Coupled atmosphere-ocean data assimilation experiments with a low-order climate model

Decadal climate prediction has emerged as an important yet challenging component of the seamless weather-climate prediction paradigm. Two important challenges to improving predictions on intra-annual and longer timescales are: (1) obtaining accurate joint representations of atmospheric and oceanic states, including errors, over a wide range of time scales; and (2) dealing with relatively sparse oceanic observations, particularly prior to the late 20th century, in producing initial conditions for historical forecasts that may be verified. We propose that developing this ability to verify historical forecasts is a key aspect supporting the development of improved initialization strategies.

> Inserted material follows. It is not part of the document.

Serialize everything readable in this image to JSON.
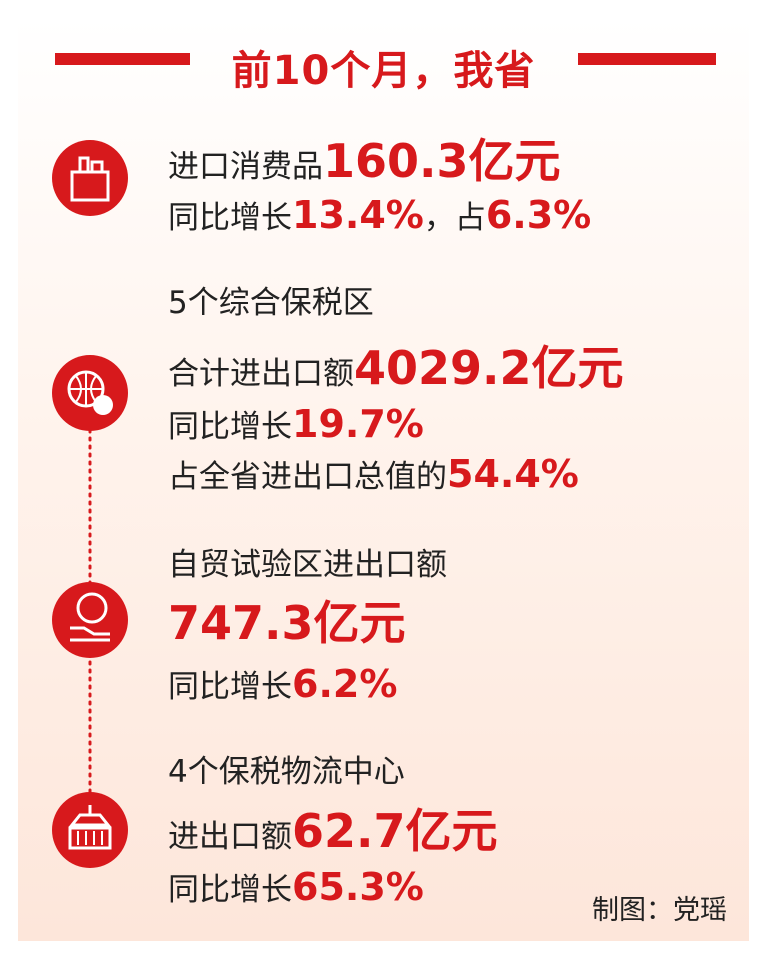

In order to explore the utility of different strategies for coupled ensemble data assimilation over long periods of time, we use a simplified, idealized, climate model. Specifically, fundamental issues are explored using an ensemble data assimilation framework with a modified version of the model described in Roebber (1995). The model simulates the behavior of the North Atlantic climate system, involving interactions between large-scale atmospheric circulation and ocean states driven by the variability of the meridional overturning circulation (MOC). A wide range of exploratory experiments are performed to determine the importance of joint assimilation of atmosphere and ocean observations, and to assess the extent to which the deep ocean can be initialized given only atmospheric observations. Results are discussed in light of guidance they provide toward the development of next-generation decadal climate prediction systems, and verification of forecasts from these systems.